He'd learned young and learned well that he possessed one thing a woman wanted, hence he'd perfected his skills and taken comfort from the knowledge that while women might eschew intimacy with him, they never turned him away from their beds. He was always welcome there. Even when their husband was in the next room, a fact that had only deepened his cynicism involving so-called matters of the heart.
Except Chloe. She was the one woman he'd tried to seduce that had refused him.
Yet remained at his side.
Aye, but how long will she remain there when she discovers what you are?
He had no answer for that, only a relentless determination to have all of her that he could. And if that determination was more akin to the desperation of a drowning man than a courageous one, so be it. The night he'd tempted death and danced on the slippery terrace wall above the snow-covered city of Manhattan—and fallen on the safe side—he'd made a promise to himself: that he would not yield to despair again. He would fight it any way he could, with any weapon he could find, till the bitter end.
"Where is she?" he hissed, surging to his feet.
Gwen blinked. "It's wonderful to see you, too, Dageus," she said sweetly. "Nice of you to drop in. We've only been waiting forever." "Where?"
"Relax. She's upstairs taking a long shower. The poor girl traveled for an entire day and, though she said she slept a bit on the plane, she's clearly exhausted. What on earth have you been doing to her? I adore her, by the way," Gwen added, smiling. "She's a brainy geek like me. Now, can I have a hug?"
His tension ebbed slowly, aided by the knowledge that if Chloe was safe anywhere, it was within these walls. He'd personally chiseled the protection spells into the cornerstones when the castle had been built. So long as she remained within them, no harm would find her.
He skirted the sofa and opened his arms to Gwen, the woman who'd once saved his life. The woman he'd pledged his own to protect. " 'Tis good to see you again, lass, and you're looking lovely as ever." He bent his head to kiss her.
"No lips," Drustan warned. "Unless you wish me to be kissing Chloe."
Dageus averted his face swiftly. "How are the wee bairn, lass?" he asked, with a glance at her rounded belly. Gwen beamed and prattled on about her most recent doctor's visit. When she paused finally for a breath, she peered at him intently. "Has Drustan told you our idea yet?"

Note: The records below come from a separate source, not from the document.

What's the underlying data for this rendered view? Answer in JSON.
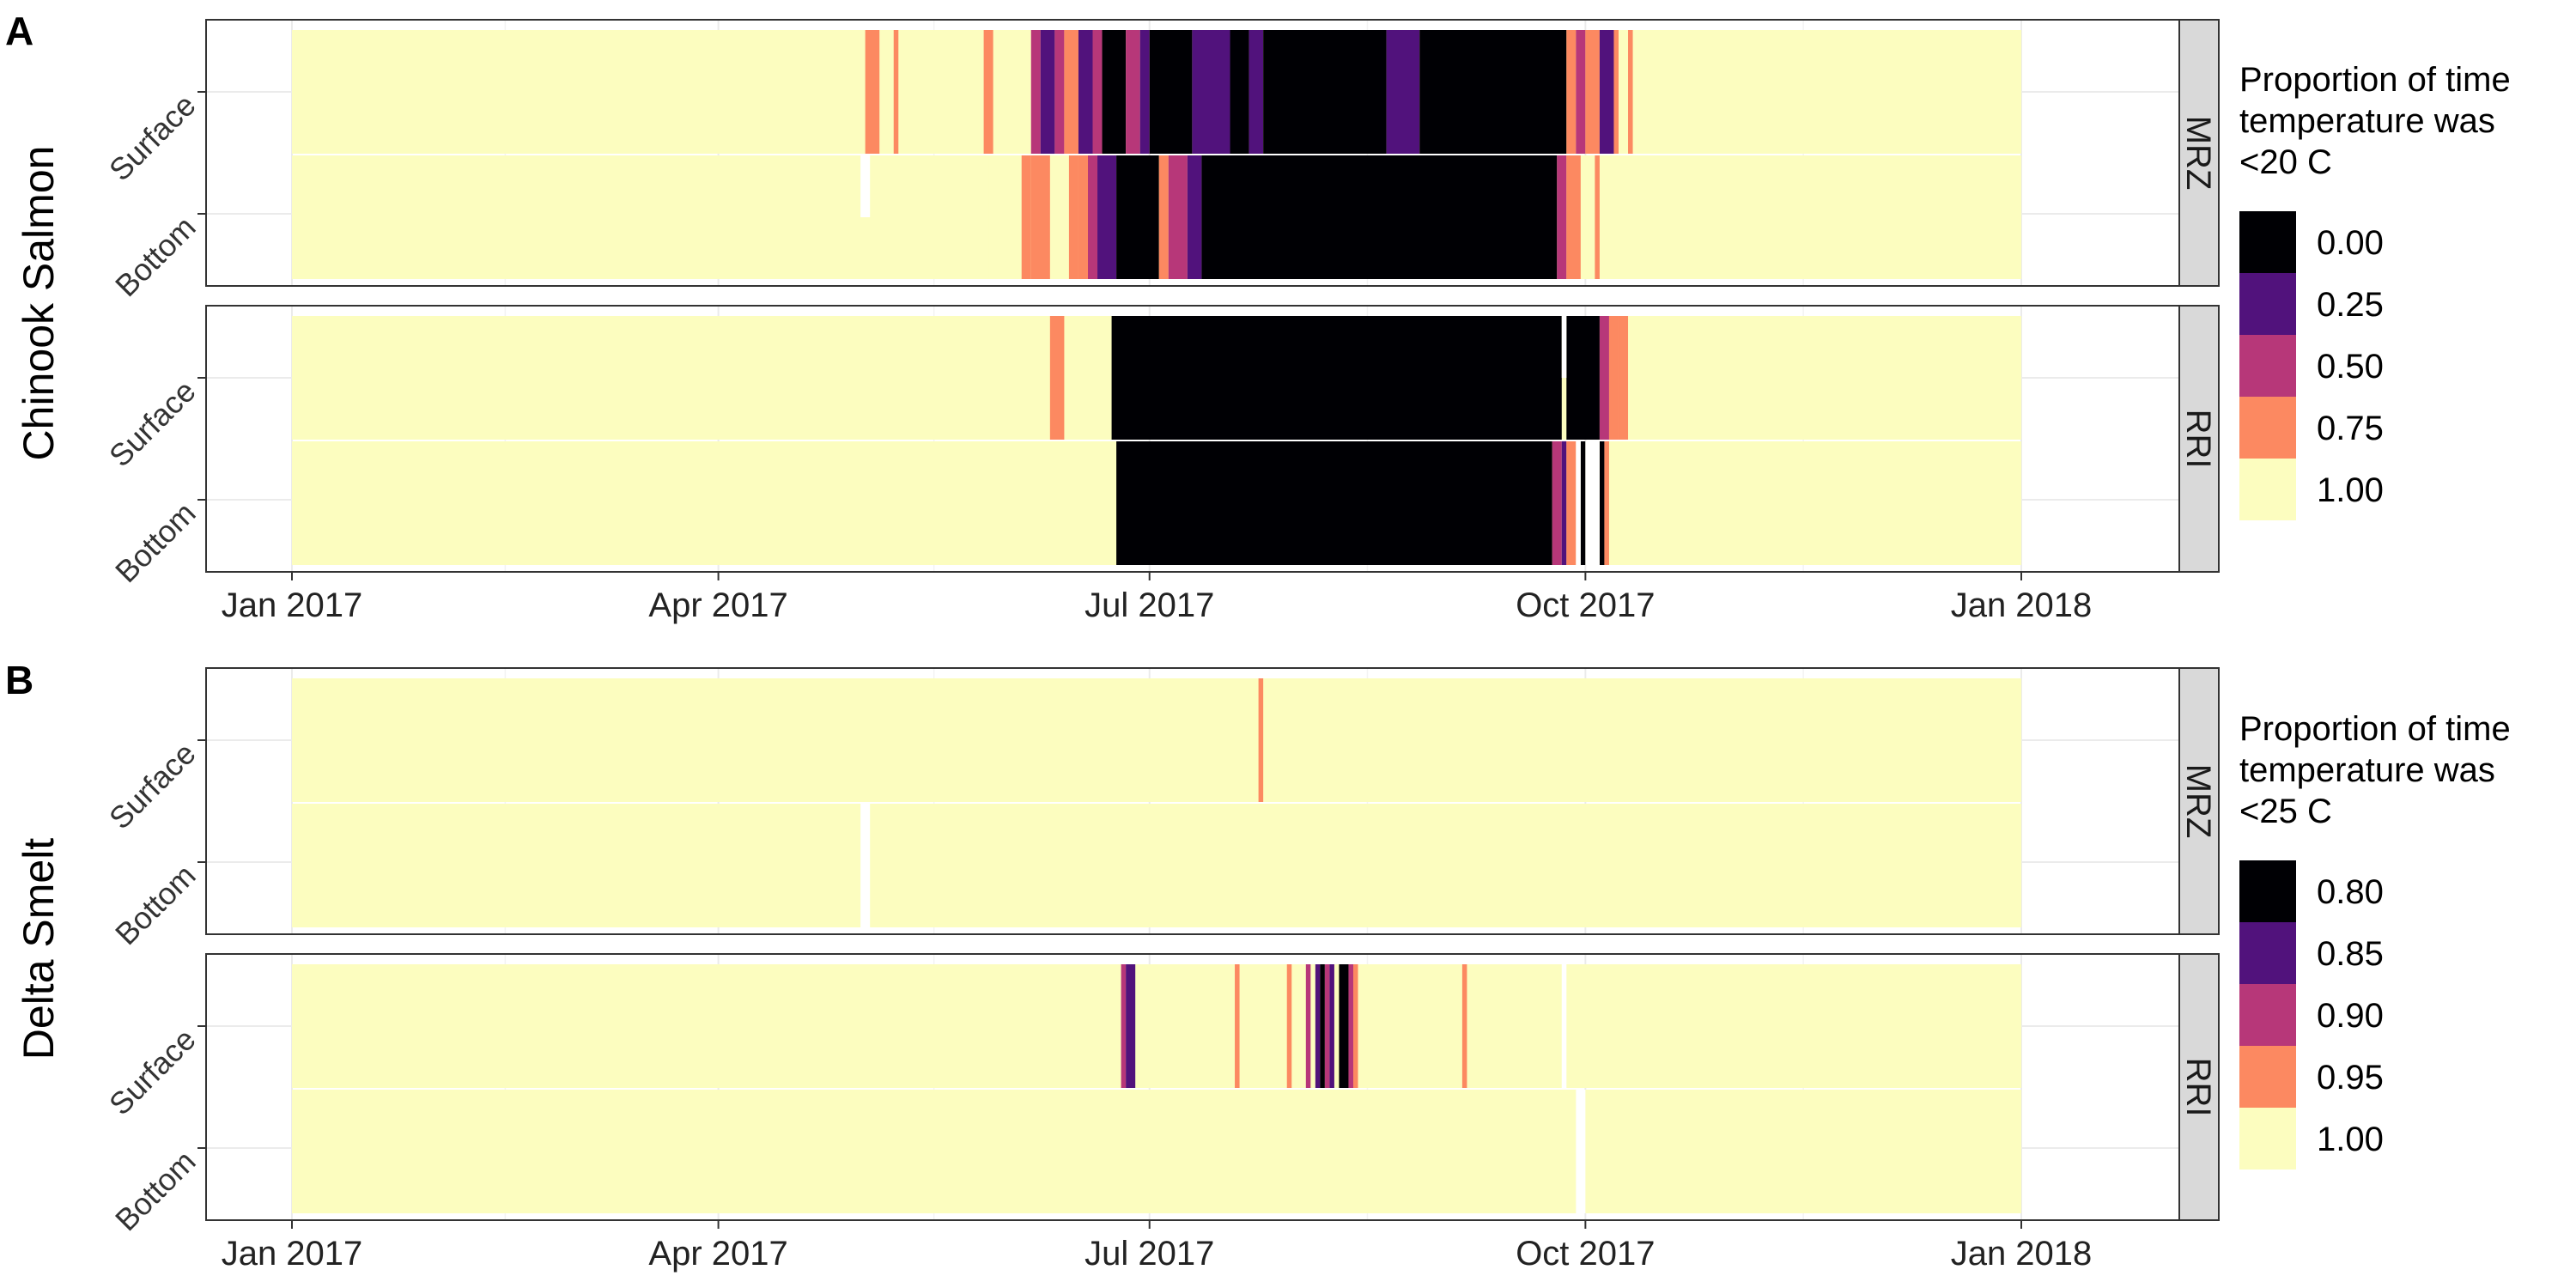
{
  "chart_data": [
    {
      "type": "heatmap",
      "panel_label": "A",
      "species": "Chinook Salmon",
      "legend": {
        "title": [
          "Proportion of time",
          "temperature was",
          "<20 C"
        ],
        "labels": [
          "0.00",
          "0.25",
          "0.50",
          "0.75",
          "1.00"
        ],
        "colors": [
          "#000004",
          "#51127c",
          "#b73779",
          "#fc8961",
          "#fcfdbf"
        ],
        "range": [
          0,
          1
        ],
        "type": "binned",
        "placement": "right"
      },
      "x_ticks": [
        {
          "label": "Jan 2017",
          "date": "2017-01-01"
        },
        {
          "label": "Apr 2017",
          "date": "2017-04-01"
        },
        {
          "label": "Jul 2017",
          "date": "2017-07-01"
        },
        {
          "label": "Oct 2017",
          "date": "2017-10-01"
        },
        {
          "label": "Jan 2018",
          "date": "2018-01-01"
        }
      ],
      "y_categories": [
        "Surface",
        "Bottom"
      ],
      "default_value": 1.0,
      "facets": [
        {
          "station": "MRZ",
          "rows": [
            {
              "depth": "Surface",
              "gaps": [],
              "runs": [
                {
                  "start": "2017-05-02",
                  "end": "2017-05-05",
                  "value": 0.8
                },
                {
                  "start": "2017-05-08",
                  "end": "2017-05-09",
                  "value": 0.85
                },
                {
                  "start": "2017-05-20",
                  "end": "2017-05-25",
                  "value": 0.88
                },
                {
                  "start": "2017-05-27",
                  "end": "2017-05-29",
                  "value": 0.85
                },
                {
                  "start": "2017-06-06",
                  "end": "2017-06-08",
                  "value": 0.6
                },
                {
                  "start": "2017-06-08",
                  "end": "2017-06-11",
                  "value": 0.3
                },
                {
                  "start": "2017-06-11",
                  "end": "2017-06-13",
                  "value": 0.5
                },
                {
                  "start": "2017-06-13",
                  "end": "2017-06-16",
                  "value": 0.75
                },
                {
                  "start": "2017-06-16",
                  "end": "2017-06-19",
                  "value": 0.3
                },
                {
                  "start": "2017-06-19",
                  "end": "2017-06-21",
                  "value": 0.6
                },
                {
                  "start": "2017-06-21",
                  "end": "2017-06-26",
                  "value": 0.1
                },
                {
                  "start": "2017-06-26",
                  "end": "2017-06-29",
                  "value": 0.5
                },
                {
                  "start": "2017-06-29",
                  "end": "2017-07-01",
                  "value": 0.2
                },
                {
                  "start": "2017-07-01",
                  "end": "2017-07-10",
                  "value": 0.05
                },
                {
                  "start": "2017-07-10",
                  "end": "2017-07-18",
                  "value": 0.25
                },
                {
                  "start": "2017-07-18",
                  "end": "2017-07-22",
                  "value": 0.05
                },
                {
                  "start": "2017-07-22",
                  "end": "2017-07-25",
                  "value": 0.2
                },
                {
                  "start": "2017-07-25",
                  "end": "2017-08-20",
                  "value": 0.0
                },
                {
                  "start": "2017-08-20",
                  "end": "2017-08-27",
                  "value": 0.25
                },
                {
                  "start": "2017-08-27",
                  "end": "2017-09-27",
                  "value": 0.0
                },
                {
                  "start": "2017-09-27",
                  "end": "2017-09-29",
                  "value": 0.75
                },
                {
                  "start": "2017-09-29",
                  "end": "2017-10-01",
                  "value": 0.5
                },
                {
                  "start": "2017-10-01",
                  "end": "2017-10-04",
                  "value": 0.75
                },
                {
                  "start": "2017-10-04",
                  "end": "2017-10-07",
                  "value": 0.35
                },
                {
                  "start": "2017-10-07",
                  "end": "2017-10-08",
                  "value": 0.7
                },
                {
                  "start": "2017-10-10",
                  "end": "2017-10-11",
                  "value": 0.85
                }
              ]
            },
            {
              "depth": "Bottom",
              "gaps": [
                {
                  "start": "2017-05-01",
                  "end": "2017-05-03",
                  "from": 0.0,
                  "to": 0.5
                }
              ],
              "runs": [
                {
                  "start": "2017-05-28",
                  "end": "2017-05-29",
                  "value": 0.88
                },
                {
                  "start": "2017-06-04",
                  "end": "2017-06-06",
                  "value": 0.8
                },
                {
                  "start": "2017-06-06",
                  "end": "2017-06-10",
                  "value": 0.75
                },
                {
                  "start": "2017-06-14",
                  "end": "2017-06-16",
                  "value": 0.85
                },
                {
                  "start": "2017-06-16",
                  "end": "2017-06-18",
                  "value": 0.75
                },
                {
                  "start": "2017-06-18",
                  "end": "2017-06-20",
                  "value": 0.5
                },
                {
                  "start": "2017-06-20",
                  "end": "2017-06-24",
                  "value": 0.15
                },
                {
                  "start": "2017-06-24",
                  "end": "2017-07-03",
                  "value": 0.05
                },
                {
                  "start": "2017-07-03",
                  "end": "2017-07-05",
                  "value": 0.75
                },
                {
                  "start": "2017-07-05",
                  "end": "2017-07-09",
                  "value": 0.6
                },
                {
                  "start": "2017-07-09",
                  "end": "2017-07-12",
                  "value": 0.2
                },
                {
                  "start": "2017-07-12",
                  "end": "2017-09-25",
                  "value": 0.0
                },
                {
                  "start": "2017-09-25",
                  "end": "2017-09-27",
                  "value": 0.5
                },
                {
                  "start": "2017-09-27",
                  "end": "2017-09-30",
                  "value": 0.8
                },
                {
                  "start": "2017-10-03",
                  "end": "2017-10-04",
                  "value": 0.85
                }
              ]
            }
          ]
        },
        {
          "station": "RRI",
          "rows": [
            {
              "depth": "Surface",
              "gaps": [
                {
                  "start": "2017-09-26",
                  "end": "2017-09-27",
                  "from": 0.0,
                  "to": 0.5
                }
              ],
              "runs": [
                {
                  "start": "2017-06-10",
                  "end": "2017-06-13",
                  "value": 0.85
                },
                {
                  "start": "2017-06-23",
                  "end": "2017-09-26",
                  "value": 0.0
                },
                {
                  "start": "2017-09-27",
                  "end": "2017-10-04",
                  "value": 0.0
                },
                {
                  "start": "2017-10-04",
                  "end": "2017-10-06",
                  "value": 0.4
                },
                {
                  "start": "2017-10-06",
                  "end": "2017-10-08",
                  "value": 0.75
                },
                {
                  "start": "2017-10-08",
                  "end": "2017-10-10",
                  "value": 0.85
                }
              ]
            },
            {
              "depth": "Bottom",
              "gaps": [
                {
                  "start": "2017-09-29",
                  "end": "2017-09-30",
                  "from": 0.0,
                  "to": 1.0
                },
                {
                  "start": "2017-10-01",
                  "end": "2017-10-04",
                  "from": 0.0,
                  "to": 1.0
                }
              ],
              "runs": [
                {
                  "start": "2017-06-24",
                  "end": "2017-09-24",
                  "value": 0.0
                },
                {
                  "start": "2017-09-24",
                  "end": "2017-09-26",
                  "value": 0.6
                },
                {
                  "start": "2017-09-26",
                  "end": "2017-09-27",
                  "value": 0.3
                },
                {
                  "start": "2017-09-27",
                  "end": "2017-09-29",
                  "value": 0.75
                },
                {
                  "start": "2017-09-30",
                  "end": "2017-10-01",
                  "value": 0.0
                },
                {
                  "start": "2017-10-04",
                  "end": "2017-10-05",
                  "value": 0.0
                },
                {
                  "start": "2017-10-05",
                  "end": "2017-10-06",
                  "value": 0.75
                }
              ]
            }
          ]
        }
      ]
    },
    {
      "type": "heatmap",
      "panel_label": "B",
      "species": "Delta Smelt",
      "legend": {
        "title": [
          "Proportion of time",
          "temperature was",
          "<25 C"
        ],
        "labels": [
          "0.80",
          "0.85",
          "0.90",
          "0.95",
          "1.00"
        ],
        "colors": [
          "#000004",
          "#51127c",
          "#b73779",
          "#fc8961",
          "#fcfdbf"
        ],
        "range": [
          0.8,
          1
        ],
        "type": "binned",
        "placement": "right"
      },
      "x_ticks": [
        {
          "label": "Jan 2017",
          "date": "2017-01-01"
        },
        {
          "label": "Apr 2017",
          "date": "2017-04-01"
        },
        {
          "label": "Jul 2017",
          "date": "2017-07-01"
        },
        {
          "label": "Oct 2017",
          "date": "2017-10-01"
        },
        {
          "label": "Jan 2018",
          "date": "2018-01-01"
        }
      ],
      "y_categories": [
        "Surface",
        "Bottom"
      ],
      "default_value": 1.0,
      "facets": [
        {
          "station": "MRZ",
          "rows": [
            {
              "depth": "Surface",
              "gaps": [],
              "runs": [
                {
                  "start": "2017-07-24",
                  "end": "2017-07-25",
                  "value": 0.95
                }
              ]
            },
            {
              "depth": "Bottom",
              "gaps": [
                {
                  "start": "2017-05-01",
                  "end": "2017-05-03",
                  "from": 0.0,
                  "to": 1.0
                }
              ],
              "runs": []
            }
          ]
        },
        {
          "station": "RRI",
          "rows": [
            {
              "depth": "Surface",
              "gaps": [
                {
                  "start": "2017-09-26",
                  "end": "2017-09-27",
                  "from": 0.0,
                  "to": 1.0
                }
              ],
              "runs": [
                {
                  "start": "2017-06-25",
                  "end": "2017-06-26",
                  "value": 0.9
                },
                {
                  "start": "2017-06-26",
                  "end": "2017-06-28",
                  "value": 0.85
                },
                {
                  "start": "2017-07-19",
                  "end": "2017-07-20",
                  "value": 0.95
                },
                {
                  "start": "2017-07-30",
                  "end": "2017-07-31",
                  "value": 0.95
                },
                {
                  "start": "2017-08-03",
                  "end": "2017-08-04",
                  "value": 0.9
                },
                {
                  "start": "2017-08-05",
                  "end": "2017-08-06",
                  "value": 0.85
                },
                {
                  "start": "2017-08-06",
                  "end": "2017-08-07",
                  "value": 0.8
                },
                {
                  "start": "2017-08-07",
                  "end": "2017-08-08",
                  "value": 0.9
                },
                {
                  "start": "2017-08-08",
                  "end": "2017-08-09",
                  "value": 0.85
                },
                {
                  "start": "2017-08-10",
                  "end": "2017-08-12",
                  "value": 0.8
                },
                {
                  "start": "2017-08-12",
                  "end": "2017-08-13",
                  "value": 0.9
                },
                {
                  "start": "2017-08-13",
                  "end": "2017-08-14",
                  "value": 0.95
                },
                {
                  "start": "2017-09-05",
                  "end": "2017-09-06",
                  "value": 0.95
                }
              ]
            },
            {
              "depth": "Bottom",
              "gaps": [
                {
                  "start": "2017-09-29",
                  "end": "2017-10-01",
                  "from": 0.0,
                  "to": 1.0
                }
              ],
              "runs": []
            }
          ]
        }
      ]
    }
  ]
}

Dageus shook his head. He was still having a hard time fathoming that Drustan had known he was dark all this time. A hard time believing he was home, that his brother had welcomed him. Had, in fact, been waiting for him.
"You're my brother," Drustan said quietly, and Dageus knew that he'd read his feelings in that uncanny way his twin had. "I would never turn my back on you. It wounds me that you thought I would."
"I but thought to fix it myself, Drustan."
"You hate to ask for help. You always have. You've ever shouldered more than your share of the burden. You had no right to sacrifice yourself for me—"
"Doona even start with me—"
"I didn't ask you to—"
"Och, you rather be dead!"
"Enough!" Gwen snapped. "Stop it, both of you. We could sit here for hours arguing about who should or should not have done what. And what would that accomplish? Nothing. We have a problem. We'll fix it."
Dageus hooked a ladder-back chair with his foot, turned it about and dropped into it backward, stretching his legs around the frame, resting his forearms on the top of the back. He took a perverse pleasure in seeing his elder brother chastened. Drustan was well met by his wee, brilliant wife. The bond betwixt them was a precious thing.
"We've given this a lot of thought," Gwen said, "and we think we can send someone back to warn you before the tower burns, that it's going to burn. That way you can prevent the fire, which would save Drustan, and keep you from ever turning dark."
Dageus shook his head. "Nay, lass. It wouldn't work."
"What mean you? 'Tis a brilliant solution," Drustan protested.
"Not only doona we have someone we could send, because that person might be forever stuck in the past, but I doona believe it would change me now."
"No, Drustan and I thought of that," Gwen insisted. "If the person was one you met as a result of turning dark, like—oh, say, gee, Chloe—the same thing that happened to me should happen to her. She'd be sent back to her own time the moment she succeeded in changing your future."
"Chloe goes nowhere without me. And she doesn't know. You didn't tell her, did you?" The tension was back again. He'd been so caught up in seeing his brother again, so relieved to be accepted, that he'd forgotten to warn Gwen to say naught to Chloe of his plight.